Schneeflocken in Zeitlupe
«Ich habe so viele Wunder um mich herum», sagt die Klosterfrau mit dem dezenten Walliser-Akzent, «ich muss nirgends hin. Ich möchte den Menschen sagen: Macht die Augen auf, ihr habt die Wunder vor der Nase.» Darum filmt Sr. Karin auch mal Schneeflocken und lässt sie in Zeitlupe vom Himmel fallen oder postet Sonnenuntergänge im Zeitraffer. Wunder überall.

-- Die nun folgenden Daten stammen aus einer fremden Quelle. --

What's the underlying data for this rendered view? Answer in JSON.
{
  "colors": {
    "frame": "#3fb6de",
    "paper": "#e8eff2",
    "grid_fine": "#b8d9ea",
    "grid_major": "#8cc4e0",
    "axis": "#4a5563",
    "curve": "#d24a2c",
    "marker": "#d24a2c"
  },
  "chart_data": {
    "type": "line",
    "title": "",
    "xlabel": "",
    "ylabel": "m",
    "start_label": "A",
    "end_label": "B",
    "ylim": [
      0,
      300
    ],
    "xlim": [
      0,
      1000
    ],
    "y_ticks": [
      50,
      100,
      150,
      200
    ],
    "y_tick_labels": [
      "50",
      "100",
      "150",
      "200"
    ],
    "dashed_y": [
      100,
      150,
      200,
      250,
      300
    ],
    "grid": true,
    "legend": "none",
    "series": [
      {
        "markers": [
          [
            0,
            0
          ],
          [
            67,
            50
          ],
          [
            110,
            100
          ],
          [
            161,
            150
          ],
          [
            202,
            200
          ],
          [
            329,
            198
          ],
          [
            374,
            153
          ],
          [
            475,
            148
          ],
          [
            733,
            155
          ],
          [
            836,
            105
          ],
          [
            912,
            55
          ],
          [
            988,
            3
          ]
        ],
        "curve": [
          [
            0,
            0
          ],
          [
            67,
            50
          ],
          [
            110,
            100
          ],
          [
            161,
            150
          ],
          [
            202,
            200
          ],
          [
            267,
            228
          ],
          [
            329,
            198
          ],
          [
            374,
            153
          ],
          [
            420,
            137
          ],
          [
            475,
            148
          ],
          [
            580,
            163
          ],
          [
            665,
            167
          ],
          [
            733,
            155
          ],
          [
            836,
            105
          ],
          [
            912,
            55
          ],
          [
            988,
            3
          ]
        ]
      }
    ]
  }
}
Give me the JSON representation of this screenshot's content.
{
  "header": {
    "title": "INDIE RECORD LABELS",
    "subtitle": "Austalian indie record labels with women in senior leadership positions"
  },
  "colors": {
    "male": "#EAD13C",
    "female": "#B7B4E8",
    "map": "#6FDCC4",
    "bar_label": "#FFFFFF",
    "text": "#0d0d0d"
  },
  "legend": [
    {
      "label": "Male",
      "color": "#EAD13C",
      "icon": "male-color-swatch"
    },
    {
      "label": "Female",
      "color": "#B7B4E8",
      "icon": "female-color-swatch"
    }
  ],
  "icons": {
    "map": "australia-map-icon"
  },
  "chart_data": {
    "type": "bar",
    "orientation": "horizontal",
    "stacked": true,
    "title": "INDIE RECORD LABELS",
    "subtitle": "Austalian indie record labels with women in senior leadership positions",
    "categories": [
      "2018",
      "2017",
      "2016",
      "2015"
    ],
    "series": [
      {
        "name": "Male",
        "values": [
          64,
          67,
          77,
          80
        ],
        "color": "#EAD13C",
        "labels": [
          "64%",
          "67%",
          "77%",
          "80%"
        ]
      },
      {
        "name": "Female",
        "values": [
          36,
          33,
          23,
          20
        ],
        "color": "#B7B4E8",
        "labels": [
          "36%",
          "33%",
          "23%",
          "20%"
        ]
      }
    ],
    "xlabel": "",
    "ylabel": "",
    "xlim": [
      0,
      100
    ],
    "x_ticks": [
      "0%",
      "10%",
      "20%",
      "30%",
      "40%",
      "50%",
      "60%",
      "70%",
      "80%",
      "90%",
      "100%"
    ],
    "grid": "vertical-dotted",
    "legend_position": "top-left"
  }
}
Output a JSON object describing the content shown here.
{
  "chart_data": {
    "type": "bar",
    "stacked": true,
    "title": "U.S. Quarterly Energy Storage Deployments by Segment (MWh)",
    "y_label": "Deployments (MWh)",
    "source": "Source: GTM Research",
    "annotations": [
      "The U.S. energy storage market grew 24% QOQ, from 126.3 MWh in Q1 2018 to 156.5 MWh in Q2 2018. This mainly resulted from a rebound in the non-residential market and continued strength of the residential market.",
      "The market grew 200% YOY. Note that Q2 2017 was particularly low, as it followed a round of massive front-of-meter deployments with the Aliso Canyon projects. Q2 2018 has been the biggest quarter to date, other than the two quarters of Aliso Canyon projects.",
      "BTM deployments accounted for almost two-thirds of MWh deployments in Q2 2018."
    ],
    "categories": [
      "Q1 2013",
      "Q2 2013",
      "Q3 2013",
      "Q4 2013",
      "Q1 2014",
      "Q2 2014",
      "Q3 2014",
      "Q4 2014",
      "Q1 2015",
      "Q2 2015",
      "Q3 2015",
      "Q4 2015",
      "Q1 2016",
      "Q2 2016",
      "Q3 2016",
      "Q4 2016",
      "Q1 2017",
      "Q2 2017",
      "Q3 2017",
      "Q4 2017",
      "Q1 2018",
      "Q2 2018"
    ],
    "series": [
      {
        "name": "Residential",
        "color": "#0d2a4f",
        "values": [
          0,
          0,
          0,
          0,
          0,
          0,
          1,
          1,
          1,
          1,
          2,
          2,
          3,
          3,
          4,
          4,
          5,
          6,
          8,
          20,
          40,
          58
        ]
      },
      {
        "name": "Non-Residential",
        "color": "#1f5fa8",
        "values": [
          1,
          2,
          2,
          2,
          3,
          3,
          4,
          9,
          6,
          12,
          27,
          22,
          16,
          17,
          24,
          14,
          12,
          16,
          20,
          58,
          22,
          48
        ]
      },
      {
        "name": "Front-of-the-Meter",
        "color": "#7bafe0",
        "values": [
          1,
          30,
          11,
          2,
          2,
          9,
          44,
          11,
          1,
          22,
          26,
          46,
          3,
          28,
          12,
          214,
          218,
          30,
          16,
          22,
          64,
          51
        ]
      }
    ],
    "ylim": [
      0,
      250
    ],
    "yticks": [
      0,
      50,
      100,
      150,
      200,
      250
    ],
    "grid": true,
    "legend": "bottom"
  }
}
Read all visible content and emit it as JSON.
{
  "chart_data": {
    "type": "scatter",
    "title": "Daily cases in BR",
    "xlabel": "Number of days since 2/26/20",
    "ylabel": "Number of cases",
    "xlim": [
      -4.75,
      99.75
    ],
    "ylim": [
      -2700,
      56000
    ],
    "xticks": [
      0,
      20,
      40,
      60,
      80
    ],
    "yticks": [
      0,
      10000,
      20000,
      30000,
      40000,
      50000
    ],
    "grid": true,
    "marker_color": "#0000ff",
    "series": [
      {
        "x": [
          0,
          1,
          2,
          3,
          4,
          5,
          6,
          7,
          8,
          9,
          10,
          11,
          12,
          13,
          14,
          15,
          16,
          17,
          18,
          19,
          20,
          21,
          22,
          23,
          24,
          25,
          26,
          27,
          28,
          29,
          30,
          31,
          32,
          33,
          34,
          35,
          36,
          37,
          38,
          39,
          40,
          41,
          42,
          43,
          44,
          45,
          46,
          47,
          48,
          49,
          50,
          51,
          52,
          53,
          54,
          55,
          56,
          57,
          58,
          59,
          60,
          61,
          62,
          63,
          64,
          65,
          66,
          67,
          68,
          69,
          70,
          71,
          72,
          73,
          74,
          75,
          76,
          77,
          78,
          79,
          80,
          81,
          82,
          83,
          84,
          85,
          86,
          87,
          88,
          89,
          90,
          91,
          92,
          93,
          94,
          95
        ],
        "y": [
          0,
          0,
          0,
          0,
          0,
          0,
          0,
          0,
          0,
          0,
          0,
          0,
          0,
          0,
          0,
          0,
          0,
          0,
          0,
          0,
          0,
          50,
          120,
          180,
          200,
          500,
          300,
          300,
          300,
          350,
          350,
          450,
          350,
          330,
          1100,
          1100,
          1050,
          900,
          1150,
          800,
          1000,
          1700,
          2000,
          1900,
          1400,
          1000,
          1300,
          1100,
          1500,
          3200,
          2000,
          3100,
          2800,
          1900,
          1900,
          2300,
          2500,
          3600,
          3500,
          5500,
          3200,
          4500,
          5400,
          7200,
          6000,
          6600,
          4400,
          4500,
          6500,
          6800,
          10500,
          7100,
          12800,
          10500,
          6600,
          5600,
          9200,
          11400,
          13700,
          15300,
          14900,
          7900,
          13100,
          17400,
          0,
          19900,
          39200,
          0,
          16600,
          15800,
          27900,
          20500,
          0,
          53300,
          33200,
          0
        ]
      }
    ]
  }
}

Sr. Karin betont, ihr Glaube sei geerdet. Keine flammenden Herzen, keine Erscheinungen suche sie, sondern einen Glauben, der verwurzelt sei und ihr im Alltag helfe, nicht nur an besonderen Tagen. Denn auch im Kloster herrscht Alltag. Für die Besucherinnen und Besucher sei «Kloster Baldegg» eine Haltestelle der Bahn. Für die Schwestern sei es der alltägliche Lebensort. Berge von Wäsche zusammenlegen, Tische decken, Ordenskleider nähen. Die Baldegger-Schwestern tun ein Leben lang nichts anderes, als zu arbeiten und zu beten.
Vorbild Kloster Einsiedeln
Bevor Schwester Karin online ging, schrieb sie alle Klöster in der Deutschschweiz an. Sie fragte die Ordensleute, wie sie die Sozialmedien nutzen. Neben dem Kloster Baldegg seien nur zwei weitere Frauenklöster darin unterwegs: Cazis und Wurmsbach. Die Nase vorn hätten aber die Einsiedler Benediktinermönche, sagt die Klosterfrau neidlos. Von ihnen liess sich Sr. Karin schliesslich beraten.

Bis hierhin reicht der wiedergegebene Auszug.